THE PERFECT CRIME: CONCERNING THE MURDER OF REALITY
Germany is a crime fiction country. If wanted, fictional murder and manslaughter can be witnessed many times a day throughout the main television networks. There are more than 238 crime series available on Germany’s six largest broadcasting channels.
This overrepresentation marks the starting point of our discussion on possible effects of crime fiction on our perception and behavior. Through different visual levels, we explore the extent to which supposed knowledge about police work, which locations potentially harbor danger, and which characteristics allow victims or perpetrators to be recognized, is reinforced through fictional representations in crime series.
The interaction between fiction and reality is furthermore examined on the basis of our own visual production and the promise of reality in photographic images.
-
On the film sets of German crime series, we create an overstaging of the staged scenes trough photographic images, which abstracts what is shown and lends it a theatricality. Contrasted with supposedly authentic images of the corpses and crime scenes, which were made by the film productions themselves, we question the promises of authenticity of the photographic medium.
-
In a two-channel video installation various actors recite basic personal information about the roles they have played in crime series. While doing so, they slowly and almost imperceptibly change their appearance.

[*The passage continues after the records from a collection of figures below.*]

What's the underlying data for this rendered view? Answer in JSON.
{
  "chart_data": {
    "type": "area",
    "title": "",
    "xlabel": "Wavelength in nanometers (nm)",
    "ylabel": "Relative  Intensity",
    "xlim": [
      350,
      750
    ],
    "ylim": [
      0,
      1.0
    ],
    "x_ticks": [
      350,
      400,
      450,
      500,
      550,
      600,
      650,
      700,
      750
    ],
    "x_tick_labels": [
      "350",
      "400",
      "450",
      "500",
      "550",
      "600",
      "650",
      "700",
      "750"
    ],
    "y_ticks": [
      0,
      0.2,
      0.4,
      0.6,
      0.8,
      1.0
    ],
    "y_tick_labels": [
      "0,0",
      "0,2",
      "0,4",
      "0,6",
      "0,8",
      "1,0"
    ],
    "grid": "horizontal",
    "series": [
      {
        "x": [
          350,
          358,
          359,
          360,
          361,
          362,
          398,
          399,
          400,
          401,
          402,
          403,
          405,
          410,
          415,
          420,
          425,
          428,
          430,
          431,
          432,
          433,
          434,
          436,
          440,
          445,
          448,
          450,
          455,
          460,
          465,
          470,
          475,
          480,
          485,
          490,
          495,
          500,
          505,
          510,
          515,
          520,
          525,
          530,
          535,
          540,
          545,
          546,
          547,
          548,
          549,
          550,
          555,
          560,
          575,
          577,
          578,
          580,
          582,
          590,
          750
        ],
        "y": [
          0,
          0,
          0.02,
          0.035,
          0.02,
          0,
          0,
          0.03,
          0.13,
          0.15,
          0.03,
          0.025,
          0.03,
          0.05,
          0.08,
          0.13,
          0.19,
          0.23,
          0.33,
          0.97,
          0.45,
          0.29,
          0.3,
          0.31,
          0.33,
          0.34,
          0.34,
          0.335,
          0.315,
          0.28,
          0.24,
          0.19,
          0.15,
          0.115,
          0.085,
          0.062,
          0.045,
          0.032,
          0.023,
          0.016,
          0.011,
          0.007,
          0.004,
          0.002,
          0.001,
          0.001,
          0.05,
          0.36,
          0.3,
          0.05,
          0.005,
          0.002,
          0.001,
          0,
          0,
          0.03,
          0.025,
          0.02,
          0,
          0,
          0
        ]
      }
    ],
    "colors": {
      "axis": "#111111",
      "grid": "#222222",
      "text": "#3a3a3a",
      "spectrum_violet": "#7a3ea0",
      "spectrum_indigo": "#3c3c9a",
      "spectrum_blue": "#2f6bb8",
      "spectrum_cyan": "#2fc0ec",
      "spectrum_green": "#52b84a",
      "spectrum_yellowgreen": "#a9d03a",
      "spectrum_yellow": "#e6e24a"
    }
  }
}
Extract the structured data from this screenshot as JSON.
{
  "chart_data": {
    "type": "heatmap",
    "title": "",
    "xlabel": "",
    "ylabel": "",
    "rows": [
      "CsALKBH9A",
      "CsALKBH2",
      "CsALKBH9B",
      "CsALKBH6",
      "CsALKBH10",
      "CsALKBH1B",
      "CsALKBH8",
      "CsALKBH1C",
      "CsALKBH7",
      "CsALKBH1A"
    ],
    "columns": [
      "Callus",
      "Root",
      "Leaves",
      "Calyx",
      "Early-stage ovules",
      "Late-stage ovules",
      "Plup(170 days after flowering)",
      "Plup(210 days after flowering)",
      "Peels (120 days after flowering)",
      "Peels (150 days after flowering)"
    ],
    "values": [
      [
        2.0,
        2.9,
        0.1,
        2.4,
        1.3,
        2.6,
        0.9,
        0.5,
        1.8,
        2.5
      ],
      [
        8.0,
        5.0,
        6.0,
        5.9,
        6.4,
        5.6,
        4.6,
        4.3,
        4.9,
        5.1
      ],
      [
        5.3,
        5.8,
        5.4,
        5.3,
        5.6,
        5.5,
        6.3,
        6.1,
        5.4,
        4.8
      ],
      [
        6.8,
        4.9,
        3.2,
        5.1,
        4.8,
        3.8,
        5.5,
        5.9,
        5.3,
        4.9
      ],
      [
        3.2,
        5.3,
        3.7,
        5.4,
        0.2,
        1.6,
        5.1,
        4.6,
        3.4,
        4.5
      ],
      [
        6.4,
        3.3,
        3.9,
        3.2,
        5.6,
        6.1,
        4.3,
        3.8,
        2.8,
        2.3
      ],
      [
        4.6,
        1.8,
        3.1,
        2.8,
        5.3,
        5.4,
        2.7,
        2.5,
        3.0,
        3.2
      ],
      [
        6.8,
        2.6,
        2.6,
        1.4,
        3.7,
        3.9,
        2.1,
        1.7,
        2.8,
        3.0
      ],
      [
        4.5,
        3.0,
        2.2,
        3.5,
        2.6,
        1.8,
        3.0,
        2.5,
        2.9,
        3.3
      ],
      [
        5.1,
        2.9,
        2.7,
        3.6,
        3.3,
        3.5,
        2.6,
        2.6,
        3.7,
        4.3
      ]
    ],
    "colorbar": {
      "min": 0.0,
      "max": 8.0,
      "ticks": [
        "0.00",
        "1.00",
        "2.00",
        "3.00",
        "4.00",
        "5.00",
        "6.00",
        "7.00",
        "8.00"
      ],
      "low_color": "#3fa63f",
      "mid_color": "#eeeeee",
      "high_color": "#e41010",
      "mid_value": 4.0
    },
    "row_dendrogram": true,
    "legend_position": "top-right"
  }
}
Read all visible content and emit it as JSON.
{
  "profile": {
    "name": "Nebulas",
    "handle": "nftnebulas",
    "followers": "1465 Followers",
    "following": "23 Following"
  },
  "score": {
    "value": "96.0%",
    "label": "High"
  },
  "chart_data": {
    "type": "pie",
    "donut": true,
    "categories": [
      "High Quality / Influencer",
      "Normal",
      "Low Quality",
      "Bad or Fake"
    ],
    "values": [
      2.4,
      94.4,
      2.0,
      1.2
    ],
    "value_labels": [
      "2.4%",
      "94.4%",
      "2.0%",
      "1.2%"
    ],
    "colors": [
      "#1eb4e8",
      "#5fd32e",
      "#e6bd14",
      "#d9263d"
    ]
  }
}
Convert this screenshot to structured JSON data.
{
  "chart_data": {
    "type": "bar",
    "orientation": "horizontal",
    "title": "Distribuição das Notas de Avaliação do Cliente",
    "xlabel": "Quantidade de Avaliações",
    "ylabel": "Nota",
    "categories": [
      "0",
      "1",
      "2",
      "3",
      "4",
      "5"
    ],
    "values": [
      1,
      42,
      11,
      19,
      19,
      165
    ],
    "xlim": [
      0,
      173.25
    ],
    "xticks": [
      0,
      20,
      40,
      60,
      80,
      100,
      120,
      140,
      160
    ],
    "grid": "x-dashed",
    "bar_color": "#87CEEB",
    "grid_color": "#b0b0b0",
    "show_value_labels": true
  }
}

As, among other things, for the creation of phantom images in real police work, various change processes are applied to the actors by means of artificial intelligence to create new possible versions of them. In the process, the real person who has taken on the role of perpetrator or victim in the crime series can no longer be clearly determined and thus no stereotypical classification is possible.
-
Another part of the work is a three-channel video installation in which three different tracking shots lead the viewer through a location that has served as a movie set for a fictional crime scene.
The location was documented by photogrammetric methods as a three-dimensional reconstruction, as it is also common in today's police work. In each of the journeys, the space is virtually staged in different ways. In this way, the perception of the place changes and the construction of "fear spaces" via crime series is examined.